DW staff (win)November 27, 2007

German Foreign Minister Frank-Walter Steinmeier said Tuesday, Nov. 27, that European nations should back up revived Middle East peace efforts with economic aid to Palestinians in the West Bank.

https://p.dw.com/p/CTvN
Israeli Premier Ehud Olmert, US President George W. Bush and Palestinian President Mahmoud Abbas in Annapolis on Tuesday, Nov. 27
Olmert, Bush and Abbas said they want an agreement by 2008Image: AP

Channelling aid to the region controlled by Palestinian President Mahmoud Abbas' Fatah faction will show Palestinians that peace efforts can pay, Steinmeier said on the fringes of the US-sponsored Middle East conference in Annapolis, Maryland, DPA news service reported. Fatah's rival, Hamas, which controls the Gaza Strip, did not send representatives to the summit.

Steinmeier gave no details, but the European Union is the biggest aid donor to Palestinians.

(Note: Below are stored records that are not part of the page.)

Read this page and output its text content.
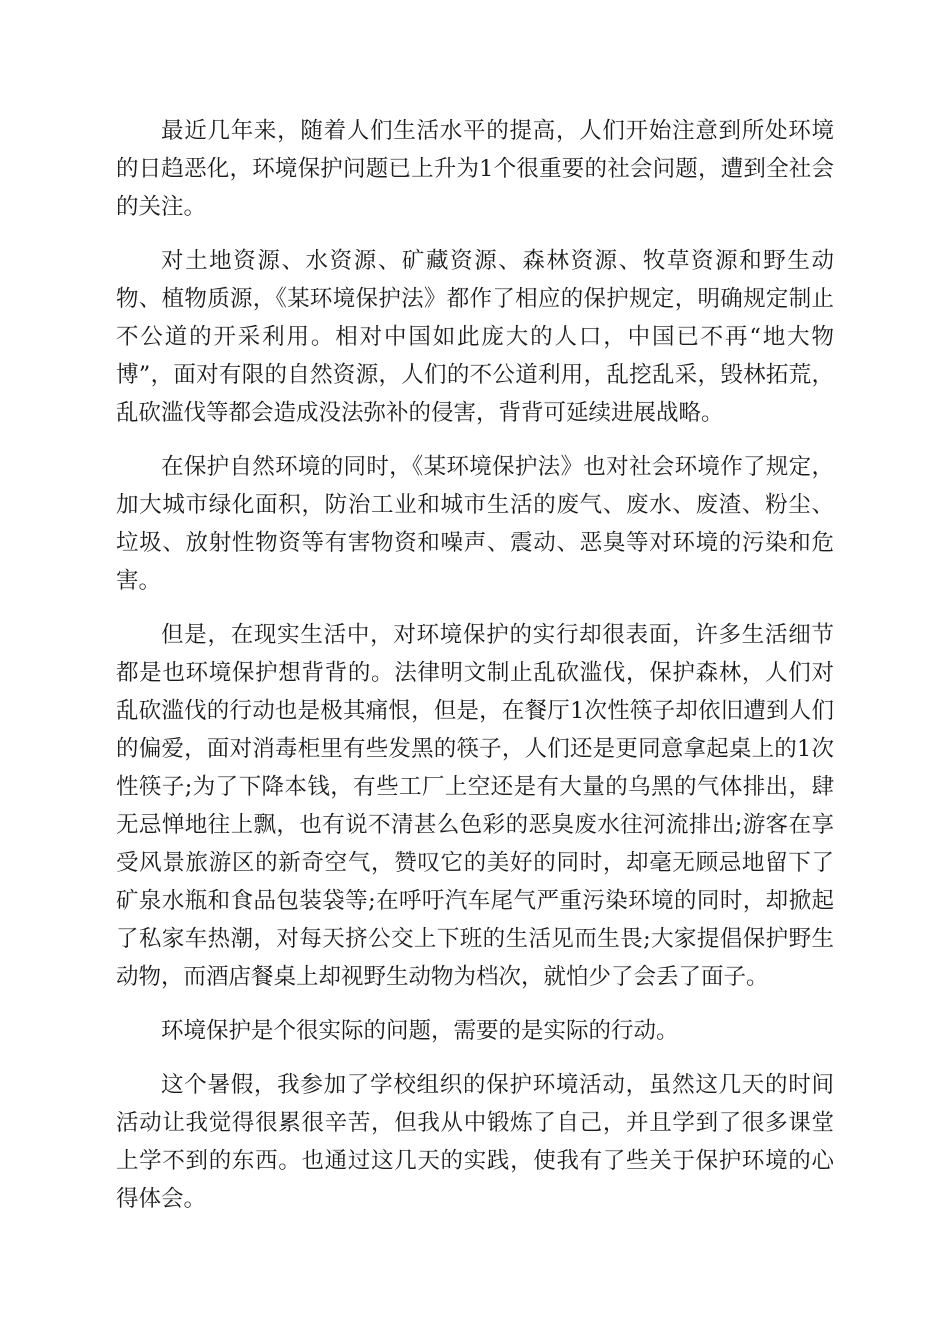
最近几年来，随着人们生活水平的提高，人们开始注意到所处环境的日趋恶化，环境保护问题已上升为1个很重要的社会问题，遭到全社会的关注。

对土地资源、水资源、矿藏资源、森林资源、牧草资源和野生动物、植物质源，《某环境保护法》都作了相应的保护规定，明确规定制止不公道的开采利用。相对中国如此庞大的人口，中国已不再“地大物博”，面对有限的自然资源，人们的不公道利用，乱挖乱采，毁林拓荒，乱砍滥伐等都会造成没法弥补的侵害，背背可延续进展战略。

在保护自然环境的同时，《某环境保护法》也对社会环境作了规定，加大城市绿化面积，防治工业和城市生活的废气、废水、废渣、粉尘、垃圾、放射性物资等有害物资和噪声、震动、恶臭等对环境的污染和危害。

但是，在现实生活中，对环境保护的实行却很表面，许多生活细节都是也环境保护想背背的。法律明文制止乱砍滥伐，保护森林，人们对乱砍滥伐的行动也是极其痛恨，但是，在餐厅1次性筷子却依旧遭到人们的偏爱，面对消毒柜里有些发黑的筷子，人们还是更同意拿起桌上的1次性筷子;为了下降本钱，有些工厂上空还是有大量的乌黑的气体排出，肆无忌惮地往上飘，也有说不清甚么色彩的恶臭废水往河流排出;游客在享受风景旅游区的新奇空气，赞叹它的美好的同时，却毫无顾忌地留下了矿泉水瓶和食品包装袋等;在呼吁汽车尾气严重污染环境的同时，却掀起了私家车热潮，对每天挤公交上下班的生活见而生畏;大家提倡保护野生动物，而酒店餐桌上却视野生动物为档次，就怕少了会丢了面子。

环境保护是个很实际的问题，需要的是实际的行动。

这个暑假，我参加了学校组织的保护环境活动，虽然这几天的时间活动让我觉得很累很辛苦，但我从中锻炼了自己，并且学到了很多课堂上学不到的东西。也通过这几天的实践，使我有了些关于保护环境的心得体会。
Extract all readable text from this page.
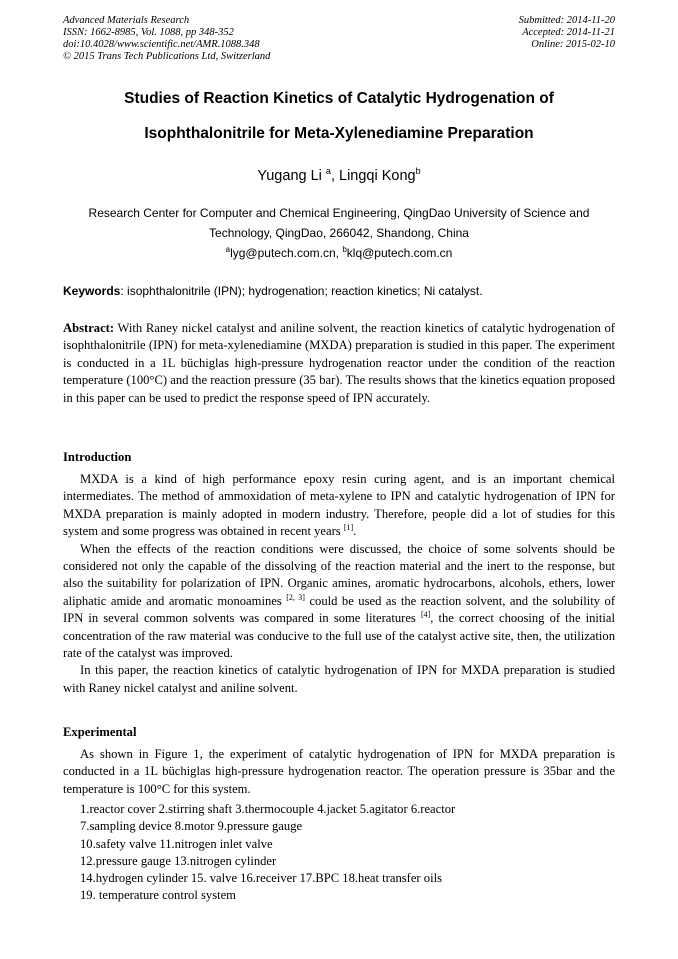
Advanced Materials Research
ISSN: 1662-8985, Vol. 1088, pp 348-352
doi:10.4028/www.scientific.net/AMR.1088.348
© 2015 Trans Tech Publications Ltd, Switzerland
Submitted: 2014-11-20
Accepted: 2014-11-21
Online: 2015-02-10
Studies of Reaction Kinetics of Catalytic Hydrogenation of
Isophthalonitrile for Meta-Xylenediamine Preparation
Yugang Li $^a$, Lingqi Kong$^b$
Research Center for Computer and Chemical Engineering, QingDao University of Science and
Technology, QingDao, 266042, Shandong, China
$^a$lyg@putech.com.cn, $^b$klq@putech.com.cn
Keywords: isophthalonitrile (IPN); hydrogenation; reaction kinetics; Ni catalyst.
Abstract: With Raney nickel catalyst and aniline solvent, the reaction kinetics of catalytic hydrogenation of isophthalonitrile (IPN) for meta-xylenediamine (MXDA) preparation is studied in this paper. The experiment is conducted in a 1L büchiglas high-pressure hydrogenation reactor under the condition of the reaction temperature (100°C) and the reaction pressure (35 bar). The results shows that the kinetics equation proposed in this paper can be used to predict the response speed of IPN accurately.
Introduction

MXDA is a kind of high performance epoxy resin curing agent, and is an important chemical intermediates. The method of ammoxidation of meta-xylene to IPN and catalytic hydrogenation of IPN for MXDA preparation is mainly adopted in modern industry. Therefore, people did a lot of studies for this system and some progress was obtained in recent years [1].

When the effects of the reaction conditions were discussed, the choice of some solvents should be considered not only the capable of the dissolving of the reaction material and the inert to the response, but also the suitability for polarization of IPN. Organic amines, aromatic hydrocarbons, alcohols, ethers, lower aliphatic amide and aromatic monoamines [2, 3] could be used as the reaction solvent, and the solubility of IPN in several common solvents was compared in some literatures [4], the correct choosing of the initial concentration of the raw material was conducive to the full use of the catalyst active site, then, the utilization rate of the catalyst was improved.

In this paper, the reaction kinetics of catalytic hydrogenation of IPN for MXDA preparation is studied with Raney nickel catalyst and aniline solvent.

Experimental

As shown in Figure 1, the experiment of catalytic hydrogenation of IPN for MXDA preparation is conducted in a 1L büchiglas high-pressure hydrogenation reactor. The operation pressure is 35bar and the temperature is 100°C for this system.

1.reactor cover 2.stirring shaft 3.thermocouple 4.jacket 5.agitator 6.reactor
7.sampling device 8.motor 9.pressure gauge
10.safety valve 11.nitrogen inlet valve
12.pressure gauge 13.nitrogen cylinder
14.hydrogen cylinder 15. valve 16.receiver 17.BPC 18.heat transfer oils
19. temperature control system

At the same time, Germany traditionally is the EU's strongest supporter of Israel because of the shared history of the Holocaust.

Steinmeier welcomed Bush's announcement that Abbas and Israeli Prime Minister Ehud Olmert had agreed to resume preliminary peace talks on Dec. 12 with a view toward sealing an agreement in 2008.

"The time is right for a new effort," Steinmeier, who headed one of 40 international delegations at the conference, told reporters.

Mutual sensitivity

German Foreign Minister Frank-Walter Steinmeier
Steinmeier is hopeful that a peace agreement will be reachedImage: DW/F.Craesmeyer

Steinmeier praised both leaders for addressing the other side's problems.

"It was apparent in the speeches by Abbas and Olmert that they were not just addressing their own people but speaking with a great amount of sensitivity about the position of the neighboring population," he said, according to AFP news service.

Olmert, in his speech to the conference, cited "the constant suffering that many in Israel have experienced, because of our history, because of the wars, the terrorism and the hatred toward us," but he also said Palestinians "have suffered for many years."

Steinmeier said Olmert had also extended a hand to the wider Arab world with his remarks.

"I think the Arab world understood that Prime Minister Olmert found several respectful words for the suffering of the Palestinian people, to which he also wants to put an end," he said.